Para Flávio Guarany, advogado da área trabalhista, a gordofobia pode ser caracterizada como assédio, quando um funcionário é constrangido com comentários inapropriados no ambiente de trabalho. “A vítima pode processar a empresa, com as provas devidas, testemunha, vídeo, entre outros”, diz. “A empresa pode ser condenada por danos morais. O amparo são as indenizações”, destaca o advogado sobre as ações que podem ser tomadas num caso de gordofobia no local de trabalho.
A designer de unhas Andy Miranda alega ter sofrido gordofobia desde criança. Ela diz que foi ensinada que o corpo gordo não era bonito, saudável e, por isso, não era digno de interesse. Para a designer, as crianças devem ser ensinadas que aparência não tem nada a ver com saúde e que peso não tem a ver com beleza. “Eu acho que esse ensino precisa vir do início. A gente só resolve um problema se começar pela raiz. Não adianta dar água pras plantas, as folhas parecerem bonitas e a raiz estar ruim, ela nunca vai ficar bonita por muito tempo", assinala.
Para Andy, a educação muda conceitos e posturas. "É ensinar desde cedo que corpo gordo não é sinônimo de doença, que uma pessoa gorda é linda do mesmo jeito que qualquer outra pessoa. É tirar esse 'mas': 'é gorda, mas tem um rosto lindo', 'é gorda, mas é saudável'. Não existe 'mas'. Somos pessoas gordas, assim como existem pessoas magras, altas, baixas, pretas, brancas", afirma.

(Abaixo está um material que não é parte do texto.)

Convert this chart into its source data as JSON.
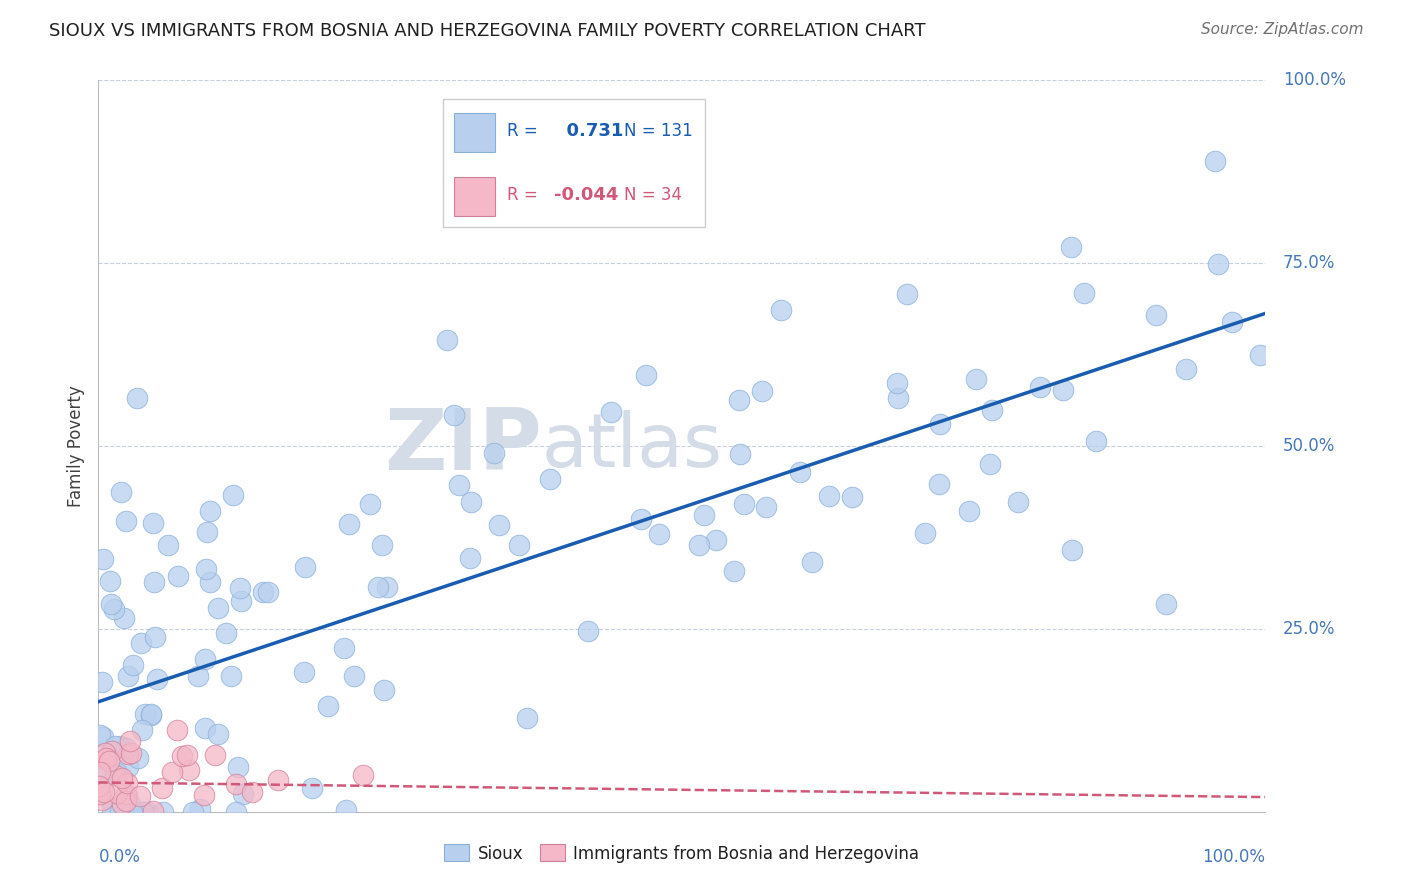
{
  "title": "SIOUX VS IMMIGRANTS FROM BOSNIA AND HERZEGOVINA FAMILY POVERTY CORRELATION CHART",
  "source": "Source: ZipAtlas.com",
  "ylabel": "Family Poverty",
  "sioux_color": "#b8d0ee",
  "sioux_edge_color": "#8ab0d8",
  "sioux_line_color": "#1a5cb0",
  "bosnia_color": "#f4b8c8",
  "bosnia_edge_color": "#d08098",
  "bosnia_line_color": "#d05878",
  "watermark": "ZIPatlas",
  "background_color": "#ffffff",
  "grid_color": "#c8d0dc",
  "title_color": "#202020",
  "ytick_color": "#4878b8",
  "legend_r1": "0.731",
  "legend_n1": "131",
  "legend_r2": "-0.044",
  "legend_n2": "34"
}
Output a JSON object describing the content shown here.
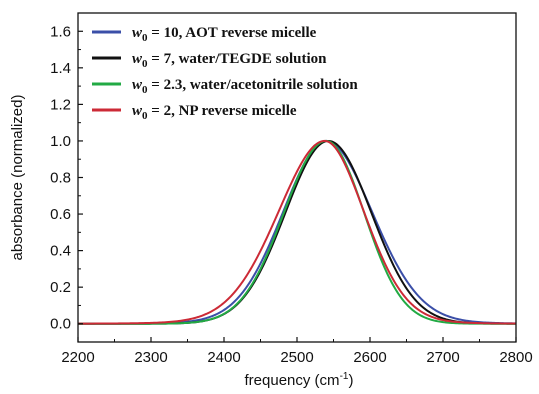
{
  "chart_data": {
    "type": "line",
    "title": "",
    "xlabel": "frequency (cm",
    "xlabel_sup": "-1",
    "xlabel_suffix": ")",
    "ylabel": "absorbance (normalized)",
    "xlim": [
      2200,
      2800
    ],
    "ylim": [
      -0.1,
      1.7
    ],
    "xticks": [
      2200,
      2300,
      2400,
      2500,
      2600,
      2700,
      2800
    ],
    "yticks": [
      0.0,
      0.2,
      0.4,
      0.6,
      0.8,
      1.0,
      1.2,
      1.4,
      1.6
    ],
    "grid": false,
    "legend_position": "top-left",
    "series": [
      {
        "name": "w0 = 10, AOT reverse micelle",
        "legend": {
          "var": "w",
          "sub": "0",
          "rest": " = 10, AOT reverse micelle"
        },
        "color": "#3b4fa8",
        "center": 2540,
        "sigma_left": 61,
        "sigma_right": 65,
        "kurtosis": 0.4
      },
      {
        "name": "w0 = 7, water/TEGDE solution",
        "legend": {
          "var": "w",
          "sub": "0",
          "rest": " = 7, water/TEGDE solution"
        },
        "color": "#111111",
        "center": 2543,
        "sigma_left": 59,
        "sigma_right": 59,
        "kurtosis": 0.0
      },
      {
        "name": "w0 = 2.3, water/acetonitrile solution",
        "legend": {
          "var": "w",
          "sub": "0",
          "rest": " = 2.3, water/acetonitrile solution"
        },
        "color": "#22aa44",
        "center": 2540,
        "sigma_left": 58,
        "sigma_right": 52,
        "kurtosis": 0.0
      },
      {
        "name": "w0 = 2, NP reverse micelle",
        "legend": {
          "var": "w",
          "sub": "0",
          "rest": " = 2, NP reverse micelle"
        },
        "color": "#cc2a36",
        "center": 2538,
        "sigma_left": 66,
        "sigma_right": 56,
        "kurtosis": 0.5
      }
    ]
  }
}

Andy considera que a palavra é utilizada como ofensa. "Isso precisa parar. Se você ensina pra uma criança que algo está errado, ela vai acreditar que é, o mesmo se você ensinar que é certo. Ensine a ela que um corpo gordo é um corpo como qualquer outro. Não fale sobre corpos saudáveis, diga que existem pessoas saudáveis. Quem sabe, daqui a um tempo, essa visão distorcida seja melhorada”, observa a designer.
Andy fala sobre o processo de aceitação e sua importância. “A aceitação é exatamente isso, um processo. E ela é um processo eterno, na minha opinião. Porque algo que você construiu em anos pode ser destruído com uma única frase. Então, mesmo hoje em dia, quando eu já mudei muitos pensamentos meus a respeito de meu corpo, eu ainda tenho dias e momentos de ódio com ele por ter ouvido durante anos que era assim que eu deveria agir. A gente acaba deixando de fazer coisas simples, às vezes, pelo medo de ser ridicularizada em público pelas pessoas”, diz.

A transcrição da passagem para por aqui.